How to consume Grilled Chicken, Quinoa without glucose spikes

Balanced Meal Composition

Pair your grilled chicken and quinoa with plenty of non-starchy vegetables like leafy greens, broccoli, or bell peppers. These can help slow down the absorption of glucose.

Portion Control

Keep an eye on portion sizes of both the grilled chicken and quinoa to avoid consuming more carbohydrates than your body can process efficiently.

Include Healthy Fats

Add healthy fats such as avocado, nuts, or seeds to your meal. These can help stabilize blood sugar levels.

Eat Fiber-Rich Foods

Incorporate foods high in fiber such as lentils, beans, or chickpeas as part of your meal to help regulate blood sugar levels.

Hydration

Drink plenty of water throughout the day.
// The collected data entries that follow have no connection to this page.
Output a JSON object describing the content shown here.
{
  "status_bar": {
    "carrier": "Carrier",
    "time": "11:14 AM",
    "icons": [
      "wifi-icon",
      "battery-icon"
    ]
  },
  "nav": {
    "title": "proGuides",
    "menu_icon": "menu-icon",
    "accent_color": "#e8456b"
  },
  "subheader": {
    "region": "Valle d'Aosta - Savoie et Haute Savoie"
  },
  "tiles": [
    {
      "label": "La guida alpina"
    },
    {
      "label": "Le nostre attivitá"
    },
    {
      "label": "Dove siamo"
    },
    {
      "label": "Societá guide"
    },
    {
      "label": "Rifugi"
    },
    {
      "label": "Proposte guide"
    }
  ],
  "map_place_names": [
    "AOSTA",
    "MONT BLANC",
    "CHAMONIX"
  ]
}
Staying hydrated can help your body process glucose more effectively.

Physical Activity

Engage in light physical activity, such as a walk, after your meal to help your body use up some of the glucose in your bloodstream.

Slow Eating

Take your time when eating your meal. Chewing slowly can help your body better manage the digestion and absorption of carbohydrates.

Monitor Carbohydrate Intake

Keep track of your total carbohydrate intake throughout the day to ensure you're not unintentionally consuming too much.

Mindful Eating

Pay attention to hunger and fullness cues to avoid overeating, which can contribute to glucose spikes.

Consult a Dietitian

Work with a healthcare professional to create a personalized meal plan that fits your specific health needs and goals.